🤖 AI Summary
Existing model repositories lack effective retrieval mechanisms, relying solely on text-based search, which impedes concept-level matching (e.g., “dog”) due to semantic misalignment between natural language queries and model internals. Method: This paper proposes a zero-shot classification model retrieval method that requires neither model metadata nor training data. It extracts semantic descriptors from the logit layer of each model using fixed probe inputs, enabling direct alignment of human-understandable concepts to logit-space representations and similarity measurement therein. Contribution/Results: We introduce a novel logit-level probing representation paradigm and a collaborative filtering acceleration strategy, reducing large-scale model encoding overhead by 3×. Our approach achieves high retrieval accuracy on both real-world model repositories and fine-grained downstream tasks, and scales effectively to comprehensive public model warehouses.
📝 Abstract
With the increasing numbers of publicly available models, there are probably pretrained, online models for most tasks users require.
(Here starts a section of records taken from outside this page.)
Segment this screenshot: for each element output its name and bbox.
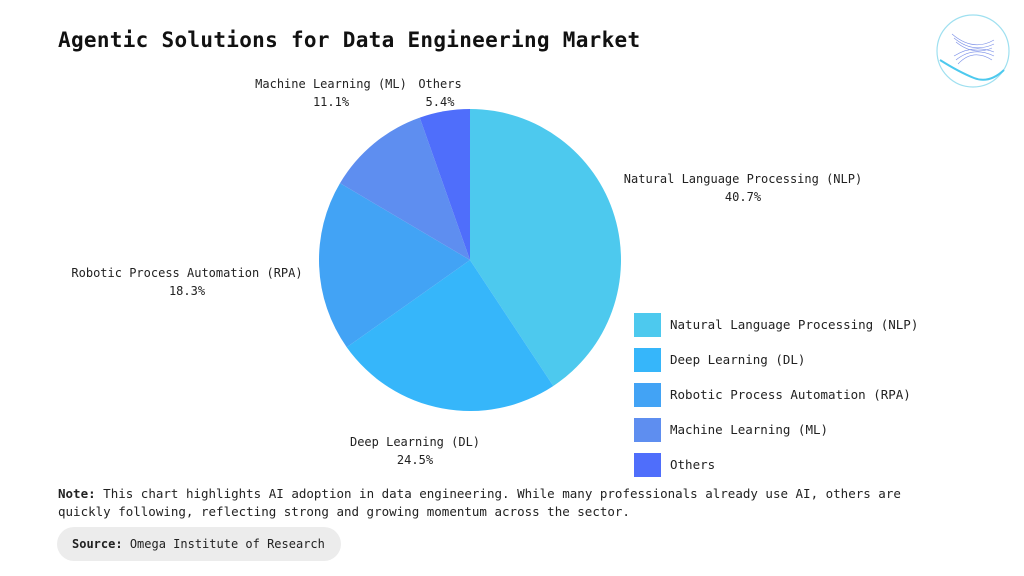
pie-slice	[346, 260, 554, 412]
slice-label: Robotic Process Automation (RPA) 18.3%	[71, 264, 302, 300]
pie-slice	[470, 109, 622, 386]
legend-item: Natural Language Processing (NLP)	[634, 307, 918, 342]
slice-label-name: Natural Language Processing (NLP)	[623, 172, 863, 186]
slice-label: Deep Learning (DL) 24.5%	[350, 433, 480, 469]
source-badge: Source: Omega Institute of Research	[57, 527, 341, 561]
slice-label: Machine Learning (ML) 11.1%	[255, 75, 407, 111]
note: Note: This chart highlights AI adoption …	[58, 485, 958, 521]
legend-label: Machine Learning (ML)	[670, 422, 829, 437]
legend-item: Machine Learning (ML)	[634, 412, 918, 447]
slice-label: Natural Language Processing (NLP) 40.7%	[624, 170, 862, 206]
legend-label: Others	[670, 457, 716, 472]
legend: Natural Language Processing (NLP) Deep Le…	[634, 307, 918, 482]
note-label: Note:	[58, 486, 96, 501]
slice-label-value: 5.4%	[425, 95, 455, 109]
slice-label-name: Robotic Process Automation (RPA)	[71, 266, 303, 280]
legend-swatch	[634, 382, 661, 407]
slice-label-name: Others	[418, 77, 462, 91]
legend-swatch	[634, 417, 661, 442]
pie-slice	[340, 117, 470, 260]
note-text: This chart highlights AI adoption in dat…	[58, 486, 901, 519]
slice-label-name: Machine Learning (ML)	[255, 77, 407, 91]
pie-slice	[319, 183, 470, 348]
slice-label-value: 11.1%	[312, 95, 350, 109]
slice-label-value: 24.5%	[396, 453, 434, 467]
legend-swatch	[634, 452, 661, 477]
slice-label-name: Deep Learning (DL)	[349, 435, 481, 449]
source-text: Omega Institute of Research	[129, 537, 325, 551]
legend-label: Natural Language Processing (NLP)	[670, 317, 919, 332]
source-label: Source:	[72, 537, 123, 551]
slice-label-value: 40.7%	[724, 190, 762, 204]
legend-item: Others	[634, 447, 918, 482]
logo-icon	[936, 14, 1010, 88]
pie-slice	[419, 109, 470, 260]
legend-label: Deep Learning (DL)	[670, 352, 806, 367]
slice-label-value: 18.3%	[168, 284, 206, 298]
legend-label: Robotic Process Automation (RPA)	[670, 387, 911, 402]
legend-item: Robotic Process Automation (RPA)	[634, 377, 918, 412]
legend-swatch	[634, 347, 661, 372]
legend-item: Deep Learning (DL)	[634, 342, 918, 377]
slice-label: Others 5.4%	[418, 75, 461, 111]
chart-title: Agentic Solutions for Data Engineering M…	[58, 28, 641, 52]
legend-swatch	[634, 312, 661, 337]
However, current model search methods are rudimentary, essentially a text-based search in the documentation, thus users cannot find the relevant models. This paper presents ProbeLog, a method for retrieving classification models that can recognize a target concept, such as"Dog", without access to model metadata or training data. Differently from previous probing methods, ProbeLog computes a descriptor for each output dimension (logit) of each model, by observing its responses on a fixed set of inputs (probes). Our method supports both logit-based retrieval ("find more logits like this") and zero-shot, text-based retrieval ("find all logits corresponding to dogs"). As probing-based representations require multiple costly feedforward passes through the model, we develop a method, based on collaborative filtering, that reduces the cost of encoding repositories by 3x. We demonstrate that ProbeLog achieves high retrieval accuracy, both in real-world and fine-grained search tasks and is scalable to full-size repositories.